El reloj marcó una hora oscura cuando sonó el teléfono. Intentó atender a tientas varias veces sin lograrlo. El sonido de la llamada perdida lo desveló justo el día que le tocaba descanso. Era el tiempo de la cosecha y los últimos días el sol y el dolor en la espalda lo habían agotado.
Quiso tentar al sueño para que volviera a enredarse con él entre las sábanas pero nada logró. Aceptando la derrota y el estado de vigilia, puso sus pies en las viejas alpargatas para ir hasta la cocina a preparar el mate que no esperaba tomar tan temprano. Llenó con agua la pava de aluminio algo ennegrecida por el fuego de tantas madrugadas mateando fuera de casa.
Mientras cargaba la calabaza de yerba y el agua llegaba a la temperatura justa se detuvo a mirar a través de la ventana sin cortinas. Vio cómo la noche abandonaba su negrura poco a poco.

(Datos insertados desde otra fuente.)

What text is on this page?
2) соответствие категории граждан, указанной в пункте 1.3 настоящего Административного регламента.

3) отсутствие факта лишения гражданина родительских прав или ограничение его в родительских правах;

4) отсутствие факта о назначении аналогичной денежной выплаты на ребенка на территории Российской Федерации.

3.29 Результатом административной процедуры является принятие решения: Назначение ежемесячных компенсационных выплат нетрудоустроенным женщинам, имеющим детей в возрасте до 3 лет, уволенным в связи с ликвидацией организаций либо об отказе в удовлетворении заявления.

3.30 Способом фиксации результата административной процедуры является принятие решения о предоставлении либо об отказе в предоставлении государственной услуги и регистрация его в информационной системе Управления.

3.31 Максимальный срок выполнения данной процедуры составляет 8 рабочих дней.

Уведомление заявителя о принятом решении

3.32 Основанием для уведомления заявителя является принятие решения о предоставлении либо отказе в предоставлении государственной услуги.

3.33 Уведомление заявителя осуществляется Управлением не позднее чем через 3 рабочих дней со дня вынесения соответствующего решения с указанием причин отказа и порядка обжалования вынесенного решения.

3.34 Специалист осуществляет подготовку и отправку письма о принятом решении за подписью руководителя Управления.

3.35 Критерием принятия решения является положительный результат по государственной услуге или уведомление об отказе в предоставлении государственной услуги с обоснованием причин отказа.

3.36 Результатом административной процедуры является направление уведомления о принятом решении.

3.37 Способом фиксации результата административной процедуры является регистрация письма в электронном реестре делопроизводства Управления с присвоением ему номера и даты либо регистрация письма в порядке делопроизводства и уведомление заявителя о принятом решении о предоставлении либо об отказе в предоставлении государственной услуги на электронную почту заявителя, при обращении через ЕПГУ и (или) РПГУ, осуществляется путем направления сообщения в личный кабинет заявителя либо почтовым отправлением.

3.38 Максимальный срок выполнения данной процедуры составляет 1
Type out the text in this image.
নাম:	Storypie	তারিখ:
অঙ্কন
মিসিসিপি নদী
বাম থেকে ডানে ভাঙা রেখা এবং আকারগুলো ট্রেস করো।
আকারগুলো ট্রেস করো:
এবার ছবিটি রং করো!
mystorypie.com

A pesar de haber visto innumerables amaneceres, algo le llamó tanto la atención que no pudo apartar la mirada. El agua hervía a borbotones sin que se diera cuenta. Todo seguía tan negro en contraste con el azul de fondo; un azul que nunca había visto, o nunca se detuvo a ver.
Fue ese color el que lo embriagó de sorpresa, admiración, silencio y quietud.
Los ojos fijaron la imagen. El color lo llevó hasta la profundidad de sus emociones. Sintió la humedad en su mejilla y cerró sus párpados a fin de perpetuar en la memoria ese azul y esa hora que no es noche, ni amanecer ni entrada la mañana...el azul y la hora del misterio, del silencio, de la vida que vive pero aún no se asoma.
Secó su lágrima, vació la pava y la llenó nuevamente de agua. Se preparó el mate, lo tomó mucho más temprano de lo que esperaba.
Pensó en la llamada perdida, dio las gracias y sin premura, amaneció.